Moda. ¿Cómo así que no pude hacer? Demuestras que no conoces la potencia de la Moda.
Muerte: Bien, bien; al respecto tendremos tiempo de discutir cuando llegue la costumbre de
no morirse. Pero en el entretanto yo quisiera que tú, como buena hermana, me ayudaras a
lograr lo contrario más fácilmente y más rápido de lo que yo lo he logrado hasta ahora.

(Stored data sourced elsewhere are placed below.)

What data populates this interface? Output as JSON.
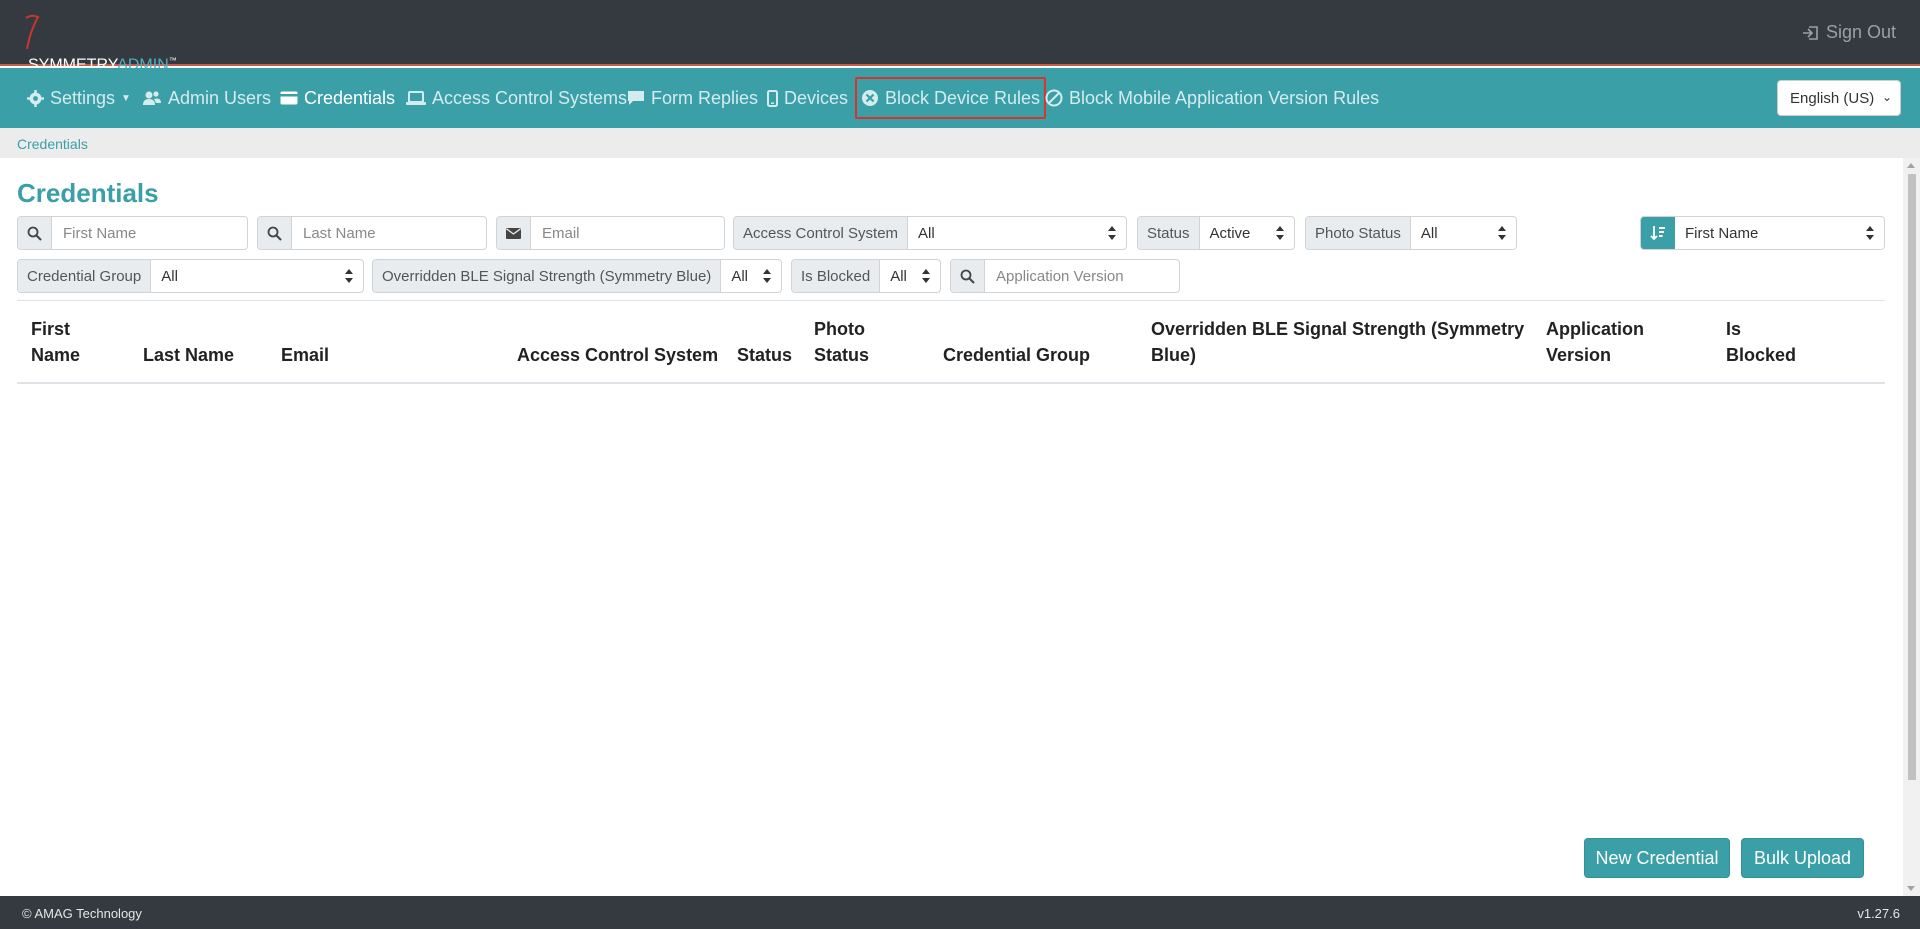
{
  "header": {
    "logo_main": "SYMMETRY",
    "logo_accent": "ADMIN",
    "logo_mark": "™",
    "signout_label": "Sign Out"
  },
  "nav": {
    "items": [
      {
        "label": "Settings",
        "icon": "gear-icon"
      },
      {
        "label": "Admin Users",
        "icon": "users-icon"
      },
      {
        "label": "Credentials",
        "icon": "id-card-icon"
      },
      {
        "label": "Access Control Systems",
        "icon": "laptop-icon"
      },
      {
        "label": "Form Replies",
        "icon": "comment-icon"
      },
      {
        "label": "Devices",
        "icon": "mobile-icon"
      },
      {
        "label": "Block Device Rules",
        "icon": "times-circle-icon"
      },
      {
        "label": "Block Mobile Application Version Rules",
        "icon": "ban-icon"
      }
    ],
    "language": "English (US)"
  },
  "breadcrumb": "Credentials",
  "page_title": "Credentials",
  "filters": {
    "first_name_placeholder": "First Name",
    "last_name_placeholder": "Last Name",
    "email_placeholder": "Email",
    "access_control_label": "Access Control System",
    "access_control_value": "All",
    "status_label": "Status",
    "status_value": "Active",
    "photo_status_label": "Photo Status",
    "photo_status_value": "All",
    "sort_value": "First Name",
    "credential_group_label": "Credential Group",
    "credential_group_value": "All",
    "ble_label": "Overridden BLE Signal Strength (Symmetry Blue)",
    "ble_value": "All",
    "is_blocked_label": "Is Blocked",
    "is_blocked_value": "All",
    "app_version_placeholder": "Application Version"
  },
  "table": {
    "columns": [
      {
        "line1": "First",
        "line2": "Name"
      },
      {
        "line1": "",
        "line2": "Last Name"
      },
      {
        "line1": "",
        "line2": "Email"
      },
      {
        "line1": "",
        "line2": "Access Control System"
      },
      {
        "line1": "",
        "line2": "Status"
      },
      {
        "line1": "Photo",
        "line2": "Status"
      },
      {
        "line1": "",
        "line2": "Credential Group"
      },
      {
        "line1": "Overridden BLE Signal Strength (Symmetry",
        "line2": "Blue)"
      },
      {
        "line1": "Application",
        "line2": "Version"
      },
      {
        "line1": "Is",
        "line2": "Blocked"
      }
    ]
  },
  "actions": {
    "new_credential": "New Credential",
    "bulk_upload": "Bulk Upload"
  },
  "footer": {
    "copyright": "© AMAG Technology",
    "version": "v1.27.6"
  }
}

Moda. Ya te he contado acerca de algunas de mis obras que mucho te benefician. Pero no
son gran cosa en comparación con las que te quiero decir ahora. Algunas veces, más en
estos últimos tiempos, para favorecerte he hecho caer en desuso y en el olvido las fatigas y
los ejercicios que ayudan al bienestar corporal, e introduje o puse en relevancia
innumerables que abaten el cuerpo de mil modos y acortan la vida. Además de esto, he
introducido en el mundo tales órdenes y tales usanzas que la vida misma, tanto con respecto
al cuerpo como al ánimo, está más muerta que viva, hasta el punto de que este siglo, se
puede decir con veracidad, es el siglo de la muerte. Y si antiguamente tú no tenías otras
posesiones que no fueran fosas y cavernas, donde sembrabas en la oscuridad osamentas y
polvaredas que son semillas que no dan fruto, ahora tienes terrenos al sol y gente que se
mueve y va por ahí a pie; son hechos que, se puede decir, produjo tu libre razón, si bien no
los cosechaste en el momento en que nacieron. Más aún, si antes solías ser odiada y
vituperada, hoy por obra mía las cosas se han reducido al punto que cualquiera que tenga
intelecto te honra y alaba, anteponiéndote a la vida, y tanto te quieren que siempre te llaman
y dirigen la mirada hacia ti como hacia su mayor esperanza. Finalmente, como veía que
muchos habían presumidode querer hacerse inmortales, es decir, de no morir por completo,
con la idea de que una parte de sí mismos no te habría caído entre las manos, yo, sabiendo
que se trataba de nimiedades, y que aun cuando éstos u otros viviesen en la memoria de los
hombres, vivirían, por así decirlo, de burla, sin gozar de mayor fama que en el caso que
tuvieran que padecer de la humedad de la tumba, de cualquier modo comprendí que este
negocio de los inmortales te escarmentaba porque parecía menguarte el honor y la
reputación, así que suprimí la usanza de buscar la inmortalidad y de concederla en caso de
que alguien la mereciera. De modo que al presente, ten la seguridad de que no ha de quedar
ni una migaja que no esté muerta en cualquier persona que muera, y que le conviene irse
inmediatamente bajo tierra como un pescadito cuando es tragado de un solo bocado, con
cabeza, espinas y todo. Estas cosas, que no son pocas ni pequeñas, las he hecho hasta ahora
por amor a ti, queriendo engrandecer tu estado en la tierra, como ha sucedido. Y para este
efecto estoy dispuesta a hacer cada día lo mismo y más; con esta intención fui en tu
búsqueda, pareciéndome apropiado que de ahora en adelante no nos separemos, porque
estando siempre juntas podremos consultarnos mutuamente según los casos, y sacar mejor
partido de ellos que antes, poniéndolos en ejecución de mejor manera.
Muerte. Dices la verdad, y así quiero que procedamos.